DISKUSI: Fahrani saat melihat lokasi akses jalan baru menuju makam Datu Kelampaian yang sudah dibebaskan Pemda - Foto Dok |
BORNEOTREND.COM- Gerak cepat dilakukan Anggota Dewan Perwakilan Rakyat Daerah (DPRD) Provinsi Kalsel Fahrani, setelah puluhan warga Kabupaten Banjar menyampaikan aspirasi kepadanya terkait masalah murahnya ganti rugi tanah yang diberikan oleh Pemerintah Daerah (Pemda) setempat kepada mereka untuk pembuatan jalan baru menuju makam Datu Kelampaian, Selasa (6/12/2022) lalu di kantor Dewan Perwakilan Daerah Republik Indonesia (DPD RI) Perwakilan Kalsel.

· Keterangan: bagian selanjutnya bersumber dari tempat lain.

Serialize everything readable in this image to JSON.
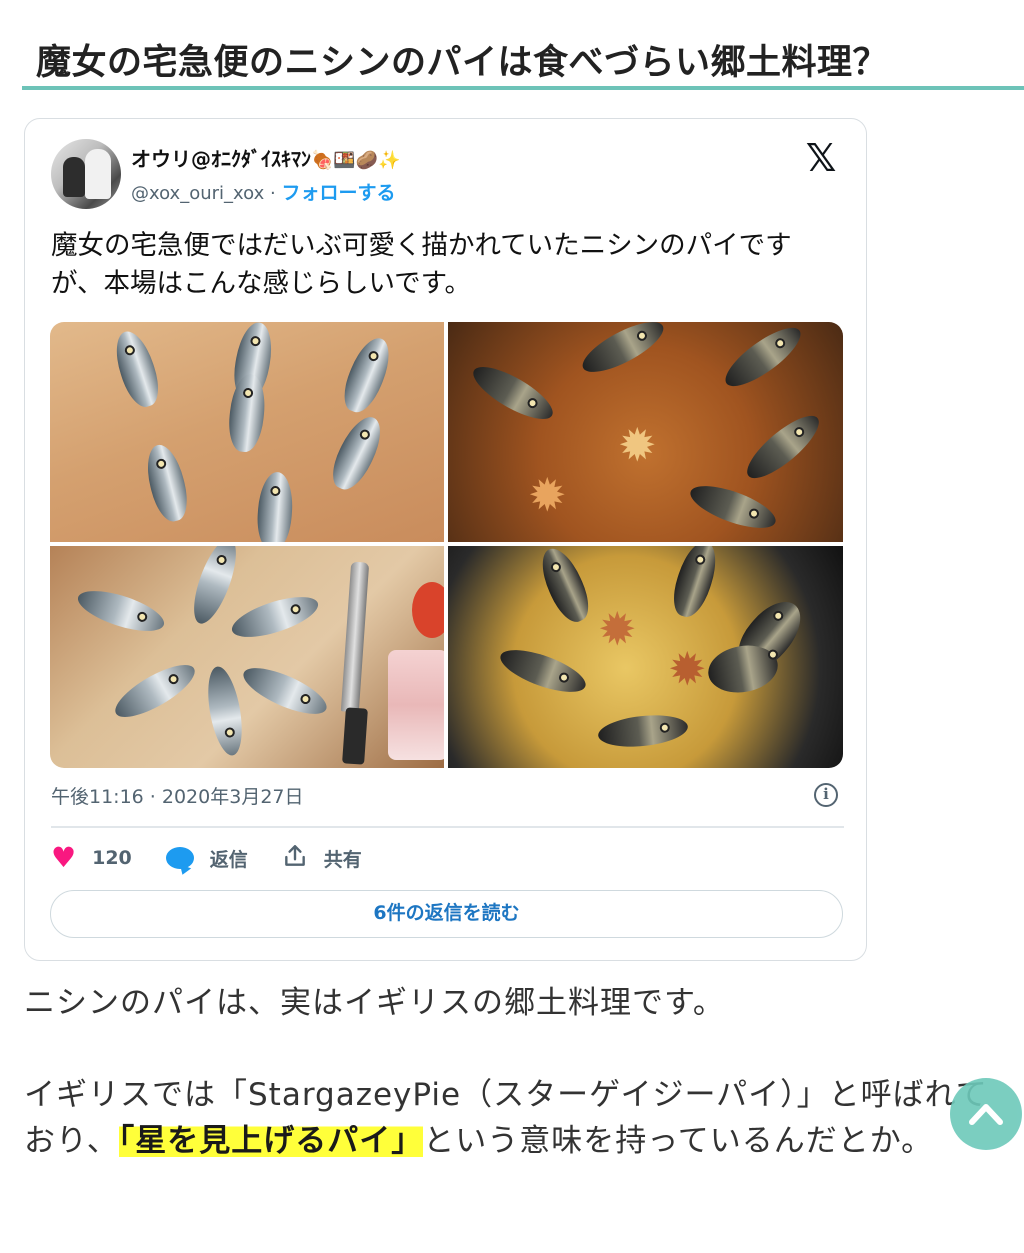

Untuk mengkroscek aspirasi tersebut, disela kesibukannya sebagai wakil rakyat, politisi Partai Demokrasi Indonesia Perjuangan (PDIP) itu mendatangi langsung Desa Akar Ilir, Kecamatan Astambul, Kabupaten Banjar, Kamis (8/12/2022) lalu untuk melihat tanah warga yang dibebaskan oleh Pemda setempat.
“Ternyata benar harga yang dibeli kepada pemilik tanah berbeda-beda, ada yang Rp10 ribu permeter, Rp15 ribu, Rp20 ribu bahkan ada yang Rp200 ribu. Padahal tanahnya bersebelahan dan ini tentunya sangat aneh,” ungkapnya.
Melihat kenyataan tersebut Ketua Dewan Pengurus Cabang (DPC) PDIP Kabupaten Banjar ini pun berjanji kepada masyarakat untuk segera mengagendakan Rapat Dengar Pendapat dengan mengundang pihak Camat, Badan Pertanahan Nasional (BPN), Pemprov Kalsel hingga pihak-pihak terkait.
“Kita ingin dengarkan keterangan lengkap dari semua pihak yang terlibat sehingga kita bisa menerima informasi yang utuh dan dapat mencarikan solusinya hingga tuntas,” tambahnya.
Sebelumnya, Ketua Koordinator Kepemilikan Tanah Muhammad Ali mengatakan, permasalahan ini sebenarnya sudah terjadi sejak 2018 lalu, kala itu Pemda membeli tanah mereka untuk melakukan pembebasan lahan untuk pembuatan jalan baru menuju makam Datu Kelampaian.
“Awalnya kita setuju saja walau hanya dibeli Rp10.000 permeter, karena kita ikhlas dan untuk mengambil berkahnya. Namun ini jadi masalah saat pembebasan lahan tahun 2022 ini, karena tanah lainnya dibeli oleh Pemda hingga Rp200.000 permeter, ini tentu yang membuat kami merasa tidak adil,” bebernya.
Apalagi saat pembelian tanah tersebut tidak ada akad yang dilakukan dan dibayarkan begitu saja melalui rekening masing-masing.
“Setelah tahu ada yang dibayar hingga Rp200.000 permeter, tentu kami merasa dimanfaatkan dan dibodohi,” tukasnya.